Aankoopkosten deelneming
Naast de vennootschapsbelasting speelt ook de btw. De vraag of een onderneming de btw op deze kosten in aftrek mag brengen, hangt af van verschillende factoren, zoals het gebruik van de deelneming en de aard van de kosten. Kort gezegd geldt het volgende:
• Voor zogenoemde passieve holdings, dat zijn holdings zonder btw-belaste activiteiten, zal gelden dat deze geen recht op btw-vooraftrek zullen hebben op de aankoopkosten van een deelneming.
• Voor zogenoemde actieve holdings, dat zijn holdings die wel btw-belaste activiteiten verrichten, bijvoorbeeld management en/of servicediensten, zal gelden dat zij wel recht hebben op btw- vooraftrek op de aankoopkosten van een deelneming, mits er een direct verband is met de belaste activiteiten.
• Er zijn ook holdings die btw-belaste en btw-onbelaste prestaties verrichten. Daar zal een pro-ratabenadering aan de orde zijn.
• De btw-herzieningsregeling kan ook nog een rol spelen. In het geval een holding aanvankelijk geen btw-aftrek heeft toegepast, maar later alsnog belaste prestaties gaat verrichten aan de deelneming, dan kan mogelijk een deel van de eerder betaalde btw worden teruggevorderd via de herzieningsregeling. Dit geldt voor een periode van maximaal vijf jaar.
Transitorische post en btw
Het louter houden van een deelneming wordt volgens de btw-regels niet beschouwd als een economische activiteit. Dit betekent dat (i) De aankoopkosten van een deelneming in principe geen recht geven op btw-aftrek (ii) dit geldt voor kosten zoals juridische advisering, due diligence, accountantskosten, bankprovisies en dergelijke. De btw op aankoopkosten blijft een kostenpost voor de onderneming, tenzij er sprake is van een aanvullende economische activiteit.
Als een bedrijf naast het houden van de deelneming btw-belaste economische activiteiten verricht, kan de btw op bepaalde kosten wél aftrekbaar zijn voor de btw. Dit is bijvoorbeeld het geval als de holding belaste managementdiensten (met btw) verleent aan de deelneming. Het is derhalve voor de btw van belang dat de aankoopkosten kunnen worden toegerekend aan btw-belaste prestaties.
Zoals je ziet, blijven de aankoopkosten van een deelneming ook fiscaal een aardige uitdaging.
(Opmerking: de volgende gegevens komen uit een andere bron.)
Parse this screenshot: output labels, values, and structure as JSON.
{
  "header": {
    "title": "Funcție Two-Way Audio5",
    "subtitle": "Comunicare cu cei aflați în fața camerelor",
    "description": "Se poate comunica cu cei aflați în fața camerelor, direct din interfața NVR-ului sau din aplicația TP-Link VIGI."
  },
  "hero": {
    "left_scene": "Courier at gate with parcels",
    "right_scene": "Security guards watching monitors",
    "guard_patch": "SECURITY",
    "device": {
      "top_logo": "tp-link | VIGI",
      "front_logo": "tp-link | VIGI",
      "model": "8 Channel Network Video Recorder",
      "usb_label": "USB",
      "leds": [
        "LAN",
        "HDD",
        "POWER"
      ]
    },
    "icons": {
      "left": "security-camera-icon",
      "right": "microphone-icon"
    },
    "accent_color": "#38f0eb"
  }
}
Tijdig aandacht besteden aan de kwalificatie en toerekening is zeker aan te bevelen.
Tekst: Andor Valkenburg
Andor Valkenburg is belastingadviseur bij Newtone.
1 Zie artikel 13, lid 1 van de Wet op de vennootschapsbelasting 1969. Hierin staat dat bij het bepalen van de winst de voordelen uit hoofde van een deelneming, evenals de kosten ter zake van de verwerving of vervreemding van die deelneming, buiten beschouwing blijven.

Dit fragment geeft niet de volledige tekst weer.